А на следующий день Данька провернул аферу века.
Вот так просто — взял и провернул.
Они позавтракали, пошли на аттракционы, хотя куда больше Милане хотелось в контактный зооуголок, который здесь имелся тоже. И пока она стояла в очереди в кассу, чтобы купить билеты на очередную карусельку, Данька убежал за мороженым на соседнюю аллейку, а вернулся через добрых пятнадцать минут, с довольной моськой и двумя вафельными стаканчиками по три шарика. Милане — фисташковое, дорблю и соленая карамель. А себе — все три шоколадные.
Вручив же матери десерт, Даня объявил:
— А теперь можно и в зоопарк, а то уже голова немного кружится.
— Ну молодец, — констатировала Милана, — значит, больше никаких аттракционов.
Прихватив несколько наборов корма, они принялись бродить вдоль ограждений и редких вольеров. Данька почти все скормил молодой альпаке Варваре, как гласила табличка на ее домике, а Милана зависла у многочисленного семейства сурикатов. Встретились они у кроликов, которым достались остатки моркови и яблок.
— Вот и ты сегодня будешь на здоровом питании, а не на бургерах, чтобы не тошнило, — смеялась Милана, фотографируя ставшую недовольной мордочку сына.
А потом у него зазвонил телефон, прерывая их идиллию. Даня спохватился, засуетился, глазища его забегали, когда он увидел имя звонившего на экране. А вслух он проговорил:
— Ма, ты только не убивай меня, ладно? — и принял вызов, моментально преобразившись из переполошенного зайца в уверенного в себе юношу тринадцати лет: — Привет снова! Ты приехал… Класс! Быстро получилось…. а где? Ну я… я в зоопарке. Ага, тут есть зоопарк… ну типа, он маленький… ну и что? Мы тоже первый раз. Ты подходи, в общем. Мы тебя ждем… ну да, конечно, с мамой. Она ж меня здесь одного не оставит…
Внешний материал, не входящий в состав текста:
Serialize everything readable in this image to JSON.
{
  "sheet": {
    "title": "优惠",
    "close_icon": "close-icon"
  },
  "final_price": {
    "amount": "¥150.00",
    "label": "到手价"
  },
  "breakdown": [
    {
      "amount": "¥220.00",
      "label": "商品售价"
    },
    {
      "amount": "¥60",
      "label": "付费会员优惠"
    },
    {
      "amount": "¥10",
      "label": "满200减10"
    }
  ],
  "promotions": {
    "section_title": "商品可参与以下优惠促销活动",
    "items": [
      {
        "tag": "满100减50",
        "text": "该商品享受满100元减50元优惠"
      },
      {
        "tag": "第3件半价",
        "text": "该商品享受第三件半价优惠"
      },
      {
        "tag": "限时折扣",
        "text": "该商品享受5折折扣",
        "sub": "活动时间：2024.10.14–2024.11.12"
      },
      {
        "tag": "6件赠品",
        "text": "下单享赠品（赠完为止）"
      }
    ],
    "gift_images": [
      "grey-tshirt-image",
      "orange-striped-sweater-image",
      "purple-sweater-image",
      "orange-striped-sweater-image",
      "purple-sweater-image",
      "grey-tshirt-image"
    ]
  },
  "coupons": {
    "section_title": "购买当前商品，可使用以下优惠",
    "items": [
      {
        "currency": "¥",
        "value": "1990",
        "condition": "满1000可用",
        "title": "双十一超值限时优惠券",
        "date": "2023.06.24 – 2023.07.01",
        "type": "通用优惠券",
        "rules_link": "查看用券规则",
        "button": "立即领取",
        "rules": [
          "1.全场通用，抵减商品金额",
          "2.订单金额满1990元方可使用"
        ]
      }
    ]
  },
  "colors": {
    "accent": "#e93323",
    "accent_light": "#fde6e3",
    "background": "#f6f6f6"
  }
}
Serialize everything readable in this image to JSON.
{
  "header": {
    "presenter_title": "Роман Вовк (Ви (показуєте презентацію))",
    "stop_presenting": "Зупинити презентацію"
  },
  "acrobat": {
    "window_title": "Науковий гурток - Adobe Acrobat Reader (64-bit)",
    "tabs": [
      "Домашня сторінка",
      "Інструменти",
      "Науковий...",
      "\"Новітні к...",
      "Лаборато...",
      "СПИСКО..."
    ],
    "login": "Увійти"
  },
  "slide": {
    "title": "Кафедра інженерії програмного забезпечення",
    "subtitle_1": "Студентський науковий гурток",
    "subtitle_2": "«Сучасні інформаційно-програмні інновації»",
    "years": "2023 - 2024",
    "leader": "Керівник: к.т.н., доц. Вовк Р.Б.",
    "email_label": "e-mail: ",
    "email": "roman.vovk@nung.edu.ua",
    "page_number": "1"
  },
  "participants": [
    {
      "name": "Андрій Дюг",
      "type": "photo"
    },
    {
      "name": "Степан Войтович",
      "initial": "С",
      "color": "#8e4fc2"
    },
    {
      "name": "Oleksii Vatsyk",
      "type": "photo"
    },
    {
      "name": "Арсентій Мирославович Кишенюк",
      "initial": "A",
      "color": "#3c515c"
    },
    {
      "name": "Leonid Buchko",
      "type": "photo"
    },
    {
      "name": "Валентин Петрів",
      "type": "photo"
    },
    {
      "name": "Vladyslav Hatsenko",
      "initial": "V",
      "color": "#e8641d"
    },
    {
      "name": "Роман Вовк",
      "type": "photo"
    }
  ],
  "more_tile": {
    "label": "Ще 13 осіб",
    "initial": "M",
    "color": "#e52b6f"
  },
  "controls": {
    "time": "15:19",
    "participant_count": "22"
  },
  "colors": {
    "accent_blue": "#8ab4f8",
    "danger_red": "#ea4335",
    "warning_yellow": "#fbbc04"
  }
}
И Данька жалобно посмотрел на Милану, убирая трубку от уха.
— За что именно я не должна тебя убивать? — уточнила Милана самым будничным тоном.
— Сейчас придет папа. Я его позвал.
— Позвал, — повторила за ним Милана. — Ты понимаешь, что это нехорошо… нехорошо по отношению к другим?
Даня кивнул и осторожно ответил:
— Я хотел, чтоб мы вместе погуляли. Ну как семья. Чтобы и ты, и папа… Ты его только не ругай, я ему это… информацию преподнес не совсем достоверную…
— Хорошо, я никого не буду ругать. Но ты мне пообещаешь, что в следующий раз будешь думать не только о себе, — Милана подняла глаза и заметила оглядывающегося во все стороны Назара. — Вон твой отец…
— Обещаю. Ма, ты же не уедешь? — успел шепнуть Данька прежде, чем Шамрай наткнулся на них обоих взглядом, а сам своего от него теперь не отрывал, наблюдая, как он подходит.
— Да уж не оставлю тебя здесь одного, — рассмеялась Милана и легонько толкнула его в плечо. — Но из своих придумок выпутывайся сам. Я тебе помогать не стану.
— Ай, у меня рабочая заготовка есть, — усмехнулся мелкий и наконец помахал Назару рукой. Тот тоже махнул ему и еще через несколько мгновений оказался рядом, чтобы быстро пожать Даньке руку — так они здоровались уже несколько дней. А потом бодро сказать Милане:
— Ну все. Пост сдал — пост принял! Только расскажи, что делали и что еще хотели.
— А мама уже никуда не едет! — звонко, еще не начавшим ломаться голосом сообщил Даня отцу. — У нее там все отменилось, потому мы остаемся.
Шамрай хмыкнул и потер лоб, из-под которого глянул на Милану. И выглядел сейчас глупо, немного по-медвежьи, боясь оступиться, но отчаянно косолапя. Так и пробурчал, по-дурацки невпопад:
— Ну… ладно… тогда я поехал, раз больше подмена не нужна…
Милана, в свою очередь, многозначительно посмотрела на сына и прошептала, кивнув на Назара:
— Давай…
— Не надо никуда ехать! — заявил Даня. — Все вместе погуляем, а? Давайте? Там бассейн есть, озеро с плотами, можно переправиться. Я никогда на плоту не плавал.
— Да я тоже, я и на яхте не… плавал, — пробормотал Назар и осторожно спросил Милану: — Ты не против?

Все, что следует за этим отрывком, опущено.